February 16, 2018
FOR IMMEDIATE RELEASE
Virginia's “Let Doctors Decide” Medical Cannabis Bill Expanded By Governor Northam
Richmond, Virginia: Yesterday, the Virginia Senate Education and Health Committee voted unanimously to pass HB 1251 amended to include a new emergency enactment clause requested by Governor Ralph Northam. The Joint Commission on Healthcare bill, patroned by Delegate Ben Cline R-24, to allow Virginia doctors to recommend the use of medical cannabis oils for the treatment of any diagnosed condition or disease, will go into effect upon his signature.
Gov. Northam, a Democrat and physician, has been outspoken in his support for the “Let Doctors Decide” measure and has now taken the compassionate step to ensure that the law would immediately expand legal protections upon enactment for patients who are seeking treatment.
Jenn Michelle Pedini, executive director of Virginia NORML and a two-time cancer survivor herself, believes these bills will give countless suffering Virginians a chance to safely heal — right here at home in the Commonwealth.
"All Virginians deserve access to safe, regulated medical cannabis,” said Pedini. “These bills will ensure that Virginians have the ability to stay here at home with their families, with their support networks and not be forced to move to another state in the middle of a healthcare crisis to seek medical cannabis therapies.”
“CBD/THC-A oil has been proven to effectively and safely help patients address symptoms of intractable epilepsy and manage pain,” said Delegate Cline, chief patron of the House bill. “By expanding the ability to recommend CBD/THC-A oil, we are giving doctors the freedom to make a recommendation based on the most up to date research and data, just as they do for any other medication they prescribe."

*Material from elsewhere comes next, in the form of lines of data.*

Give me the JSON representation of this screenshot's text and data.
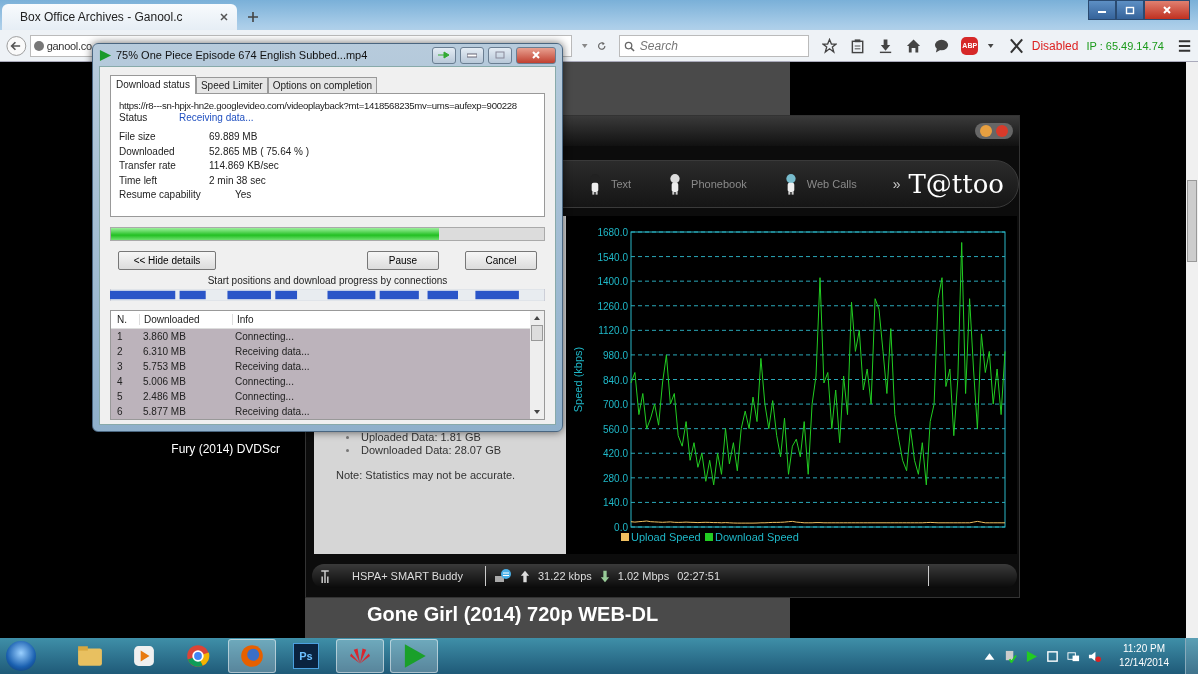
{
  "browser": {
    "tab_title": "Box Office Archives - Ganool.c",
    "address": "ganool.co",
    "search_placeholder": "Search",
    "addon_badge": "ABP",
    "proxy_status": "Disabled",
    "ip": "IP : 65.49.14.74"
  },
  "page": {
    "items": [
      "Fury (2014) DVDScr",
      "Gone Girl (2014) 720p WEB-DL"
    ]
  },
  "tattoo": {
    "nav": [
      {
        "label": "Text"
      },
      {
        "label": "Phonebook"
      },
      {
        "label": "Web Calls"
      }
    ],
    "more": "»",
    "logo": "T@ttoo",
    "stats": [
      "Uploaded Data: 1.81 GB",
      "Downloaded Data: 28.07 GB"
    ],
    "note": "Note: Statistics may not be accurate.",
    "chart_data": {
      "type": "line",
      "ylabel": "Speed (kbps)",
      "ylim": [
        0,
        1680
      ],
      "grid": true,
      "legend": true,
      "yticks": [
        {
          "value": 0,
          "label": "0.0"
        },
        {
          "value": 140,
          "label": "140.0"
        },
        {
          "value": 280,
          "label": "280.0"
        },
        {
          "value": 420,
          "label": "420.0"
        },
        {
          "value": 560,
          "label": "560.0"
        },
        {
          "value": 700,
          "label": "700.0"
        },
        {
          "value": 840,
          "label": "840.0"
        },
        {
          "value": 980,
          "label": "980.0"
        },
        {
          "value": 1120,
          "label": "1120.0"
        },
        {
          "value": 1260,
          "label": "1260.0"
        },
        {
          "value": 1400,
          "label": "1400.0"
        },
        {
          "value": 1540,
          "label": "1540.0"
        },
        {
          "value": 1680,
          "label": "1680.0"
        }
      ],
      "series": [
        {
          "name": "Upload Speed",
          "color": "#f0c060",
          "values": [
            30,
            28,
            30,
            32,
            34,
            30,
            29,
            28,
            27,
            28,
            29,
            27,
            26,
            27,
            28,
            27,
            26,
            25,
            26,
            27,
            26,
            25,
            25,
            24,
            25,
            24,
            23,
            22,
            22,
            22,
            22,
            22,
            23,
            24,
            24,
            25,
            26,
            26,
            27,
            28,
            30,
            32,
            28,
            26,
            24,
            24,
            24,
            25,
            25,
            24,
            24,
            24,
            24,
            24,
            24,
            24,
            24,
            24,
            24,
            24,
            24,
            24,
            24,
            24,
            24,
            24,
            24,
            24,
            24,
            24,
            24,
            24,
            24,
            24,
            24,
            25,
            26,
            25,
            24,
            24,
            24,
            24,
            24,
            24,
            24,
            24,
            24,
            28,
            32,
            28,
            24,
            24,
            24,
            24,
            24,
            24
          ]
        },
        {
          "name": "Download Speed",
          "color": "#22cc22",
          "values": [
            820,
            880,
            640,
            760,
            560,
            620,
            700,
            580,
            820,
            980,
            700,
            760,
            520,
            460,
            600,
            380,
            480,
            340,
            420,
            260,
            380,
            240,
            420,
            300,
            560,
            360,
            480,
            320,
            560,
            660,
            560,
            740,
            600,
            960,
            700,
            560,
            720,
            520,
            400,
            620,
            300,
            460,
            500,
            400,
            600,
            300,
            700,
            860,
            1420,
            820,
            880,
            560,
            780,
            480,
            860,
            640,
            1280,
            1000,
            1120,
            780,
            900,
            700,
            1300,
            1240,
            1000,
            760,
            1130,
            640,
            500,
            380,
            320,
            560,
            380,
            300,
            480,
            240,
            600,
            700,
            1300,
            1420,
            800,
            900,
            520,
            840,
            1620,
            760,
            1300,
            900,
            560,
            1100,
            880,
            1000,
            700,
            900,
            640,
            1000
          ]
        }
      ]
    },
    "status": {
      "network": "HSPA+ SMART Buddy",
      "upload": "31.22 kbps",
      "download": "1.02 Mbps",
      "duration": "02:27:51"
    }
  },
  "download_dialog": {
    "title": "75% One Piece Episode 674 English Subbed...mp4",
    "tabs": [
      {
        "label": "Download status",
        "selected": true
      },
      {
        "label": "Speed Limiter",
        "selected": false
      },
      {
        "label": "Options on completion",
        "selected": false
      }
    ],
    "url": "https://r8---sn-hpjx-hn2e.googlevideo.com/videoplayback?mt=1418568235mv=ums=aufexp=900228",
    "status_label": "Status",
    "status_value": "Receiving data...",
    "fields": [
      {
        "label": "File size",
        "value": "69.889  MB"
      },
      {
        "label": "Downloaded",
        "value": "52.865  MB  ( 75.64 % )"
      },
      {
        "label": "Transfer rate",
        "value": "114.869  KB/sec"
      },
      {
        "label": "Time left",
        "value": "2 min 38 sec"
      },
      {
        "label": "Resume capability",
        "value": "Yes"
      }
    ],
    "progress": {
      "level": 0.7564
    },
    "buttons": {
      "details": "<< Hide details",
      "pause": "Pause",
      "cancel": "Cancel"
    },
    "connections_caption": "Start positions and download progress by connections",
    "columns": [
      "N.",
      "Downloaded",
      "Info"
    ],
    "rows": [
      {
        "n": "1",
        "downloaded": "3.860  MB",
        "info": "Connecting..."
      },
      {
        "n": "2",
        "downloaded": "6.310  MB",
        "info": "Receiving data..."
      },
      {
        "n": "3",
        "downloaded": "5.753  MB",
        "info": "Receiving data..."
      },
      {
        "n": "4",
        "downloaded": "5.006  MB",
        "info": "Connecting..."
      },
      {
        "n": "5",
        "downloaded": "2.486  MB",
        "info": "Connecting..."
      },
      {
        "n": "6",
        "downloaded": "5.877  MB",
        "info": "Receiving data..."
      }
    ]
  },
  "taskbar": {
    "apps": [
      {
        "kind": "explorer",
        "active": false
      },
      {
        "kind": "media",
        "active": false
      },
      {
        "kind": "chrome",
        "active": false
      },
      {
        "kind": "firefox",
        "active": true
      },
      {
        "kind": "photoshop",
        "active": false,
        "label": "Ps"
      },
      {
        "kind": "huawei",
        "active": true
      },
      {
        "kind": "idm",
        "active": true
      }
    ],
    "time": "11:20 PM",
    "date": "12/14/2014"
  }
}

The companion bill to HB 1251 in the Senate, SB 726, introduced by Senator Siobhan Dunnavant R-12, has unanimously passed the Senate and now waits for consideration by the House.
“I finally decided that I needed to advocate for the physicians being the decision makers,” said Senator Dunnavant. “We, physicians, are the ones that follow the literature and know which treatments are best for different conditions. The literature on medical cannabis is going to be evolving rapidly now, and because of this, it is not a decision that should be in the hands of the legislature. Instead, it should be with physicians.”
Regular Virginians suffering from a variety of conditions, including cancer, Crohn’s disease, and PTSD, have lobbied passionately for this reform.
“Honestly, until this week, I’ve always thought of it helping my patients that have breast cancer, especially the young ones that have children and have so many things to get done but feel so terrible as they go through chemotherapy,” said Senator Dunnavant, a practicing physician. “After this week, I won't be able to forget Tamra Netzel, the patient and my constituent with Multiple Sclerosis (MS) that testified on behalf of this bill in committee. My niece also has MS and having the opportunity to help others in similar situations means a lot to me."
As the Commonwealth struggles with a worsening opioid crisis, this legislation offers a glimmer of hope.
“Medical cannabis laws have demonstrated significant impact on the opiate crisis,” said Pedini. “States with such laws see on average a 25% reduction in opioid fatalities. We are losing three Virginians every day to opioid overdose. It’s time to give doctors in the Commonwealth the ability to utilize this powerful tool in mitigating addiction and overdose.”
Enactment of this historic legislation would make Virginia the first state with a hyper-restrictive program to adopt such a broad expansion.